Il nostro Tutto può divenire un Nulla in un attimo, ma quel tutto deve lasciarci un segno e deve essere semenza per la nostra anima, per quello che siamo e che dovremo diventare, per il nostro futuro e quello di chi circonda.

In queste pagine si coglie quello che all’apparenza può sembrare un concetto paradossale, ovvero il del “perdere per trovare”, del donare per avere. E questo mi fa ricordare una parabola ebraica che ho letto diversi anni fa e che mi sono trascritta perché l’ho subito trovata…illuminante:

“In una stanza silenziosa c’erano quattro candele accese. La prima si lamentava: “Io sono la pace. Ma gli uomini preferiscono la guerra: non mi resta che lasciarmi spegnere”. E così accadde.
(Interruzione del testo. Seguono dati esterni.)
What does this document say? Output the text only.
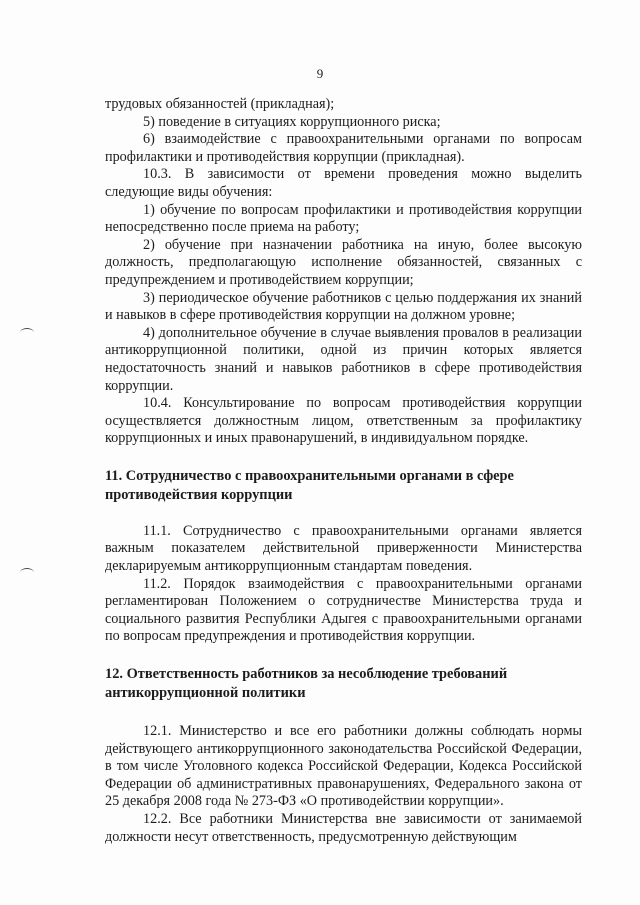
9

трудовых обязанностей (прикладная);

5) поведение в ситуациях коррупционного риска;

6) взаимодействие с правоохранительными органами по вопросам профилактики и противодействия коррупции (прикладная).

10.3. В зависимости от времени проведения можно выделить следующие виды обучения:

1) обучение по вопросам профилактики и противодействия коррупции непосредственно после приема на работу;

2) обучение при назначении работника на иную, более высокую должность, предполагающую исполнение обязанностей, связанных с предупреждением и противодействием коррупции;

3) периодическое обучение работников с целью поддержания их знаний и навыков в сфере противодействия коррупции на должном уровне;

4) дополнительное обучение в случае выявления провалов в реализации антикоррупционной политики, одной из причин которых является недостаточность знаний и навыков работников в сфере противодействия коррупции.

10.4. Консультирование по вопросам противодействия коррупции осуществляется должностным лицом, ответственным за профилактику коррупционных и иных правонарушений, в индивидуальном порядке.

11. Сотрудничество с правоохранительными органами в сфере
противодействия коррупции

11.1. Сотрудничество с правоохранительными органами является важным показателем действительной приверженности Министерства декларируемым антикоррупционным стандартам поведения.

11.2. Порядок взаимодействия с правоохранительными органами регламентирован Положением о сотрудничестве Министерства труда и социального развития Республики Адыгея с правоохранительными органами по вопросам предупреждения и противодействия коррупции.

12. Ответственность работников за несоблюдение требований
антикоррупционной политики

12.1. Министерство и все его работники должны соблюдать нормы действующего антикоррупционного законодательства Российской Федерации, в том числе Уголовного кодекса Российской Федерации, Кодекса Российской Федерации об административных правонарушениях, Федерального закона от 25 декабря 2008 года № 273-ФЗ «О противодействии коррупции».

12.2. Все работники Министерства вне зависимости от занимаемой должности несут ответственность, предусмотренную действующим
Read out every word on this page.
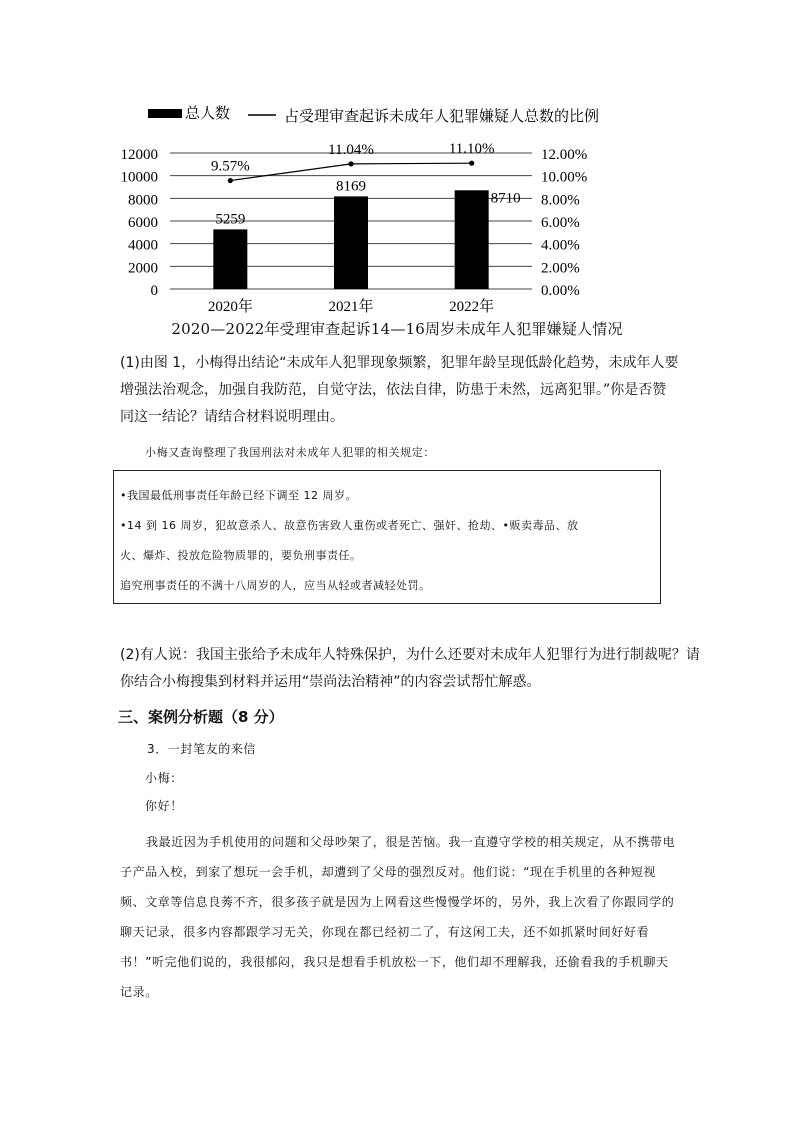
总人数	占受理审查起诉未成年人犯罪嫌疑人总数的比例
0	0.00%
2000	2.00%
4000	4.00%
6000	6.00%
8000	8.00%
10000	10.00%
12000	12.00%
5259
2020年
8169
2021年
8710
2022年
9.57%
11.04%	11.10%
2020—2022年受理审查起诉14—16周岁未成年人犯罪嫌疑人情况
(1)由图 1，小梅得出结论“未成年人犯罪现象频繁，犯罪年龄呈现低龄化趋势，未成年人要增强法治观念，加强自我防范，自觉守法，依法自律，防患于未然，远离犯罪。”你是否赞同这一结论？请结合材料说明理由。
小梅又查询整理了我国刑法对未成年人犯罪的相关规定：

•我国最低刑事责任年龄已经下调至 12 周岁。

•14 到 16 周岁，犯故意杀人、故意伤害致人重伤或者死亡、强奸、抢劫、•贩卖毒品、放

火、爆炸、投放危险物质罪的，要负刑事责任。

追究刑事责任的不满十八周岁的人，应当从轻或者减轻处罚。

(2)有人说：我国主张给予未成年人特殊保护，为什么还要对未成年人犯罪行为进行制裁呢？请你结合小梅搜集到材料并运用“崇尚法治精神”的内容尝试帮忙解惑。
三、案例分析题（8 分）
3．一封笔友的来信
小梅：
你好！
我最近因为手机使用的问题和父母吵架了，很是苦恼。我一直遵守学校的相关规定，从不携带电子产品入校，到家了想玩一会手机，却遭到了父母的强烈反对。他们说：“现在手机里的各种短视频、文章等信息良莠不齐，很多孩子就是因为上网看这些慢慢学坏的，另外，我上次看了你跟同学的聊天记录，很多内容都跟学习无关，你现在都已经初二了，有这闲工夫，还不如抓紧时间好好看书！”听完他们说的，我很郁闷，我只是想看手机放松一下，他们却不理解我，还偷看我的手机聊天记录。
La seconda disse: “Io sono la fede. Ma gli uomini preferiscono le favole: non mi resta che lasciarmi spegnere”. E così accadde. La terza candela confessò: “Io sono l’amore. Ma gli uomini sono cattivi e incapaci di amare: non mi resta che lasciarmi spegnere”. All’improvviso nella stanza comparve un bambino che, piangendo disse: “Io ho paura del buio”. Allora la quarta candela disse: “Non piangere. Io resterò accesa e ti permetterò di riaccendere con la mia luce le altre candele: io sono la speranza”

Silvio, Maila e i loro cari attraverso queste preziose pagine ci ribadiscono proprio questo: “non permettiamo a nulla e a nessuno, neppure alla malattia o alla morte di spegnere quelle luci meravigliose che sono in ognuno di noi, anzi, alimentiamole con la speranza perché, in ogni momento della nostra vita ci aiuteranno a sopravvivere e a non avere paura nel buio della disperazione

Mamma senza paracadute

Sento di essere davanti ad un bivio, è vero,
ma sui cartelli che dovrebbero indicarmi la direzione da prendere
non c’è scritto niente.

Tra le esperienze di vita più significative e rappresentative della nostra crescita, vi è senz’altro quella della maternità.
Una nuova prova che disorienta, sconvolge, emoziona, intimorisce.
Soprattutto in un’epoca come la nostra, in cui “mamme” si diventa sempre più tardi – per i più svariati motivi, più o meno giusti o giustificati – la presa di coscienza e la presa in carico di un altro essere umano su sé stessi, costituisce uno dei momenti più intensi e impegnativi della nostra esistenza. E’ il momento in cui occorre “mettersi da parte” per fare e dare spazio all’”altro”, ad “un al-tro”. E questo, senz’altro, impone di possedere o di acquisire, laddove ancora non la si abbia sviluppata, una buona dose di maturità. E’, quindi, il momento di crescere…

Mamma senza paracadute è un romanzo sulla maternità, la cronaca di un viaggio che comincia con l’annunciazione di una gravidanza inattesa, che passa attraverso il disorientamento di vivere in funzione di un altro essere e si conclude quando il processo di accettazione dell’identità materna è completato. Laura ha una vita piena di impegni quando scopre di essere incinta. Decide di sfruttare il periodo di attesa per mettersi in ascolto di quello che succede dentro e fuori di lei arrivando fino ad esprimere un pensiero, a mio avviso, rappresentativo di una grande e concreta evoluzione personale: “una vita che arriva è il miglior antidoto contro questa dilagante ubriacatura collettiva di virtualità insensata.” L’autrice propone una nuova figura di madre, quella per cui un figlio non è più un ostacolo alla libertà femminile, non rappresenta solo un arricchimento affettivo, un istinto di riproduzione, ma è una tappa della propria crescita mentale ed esistenziale.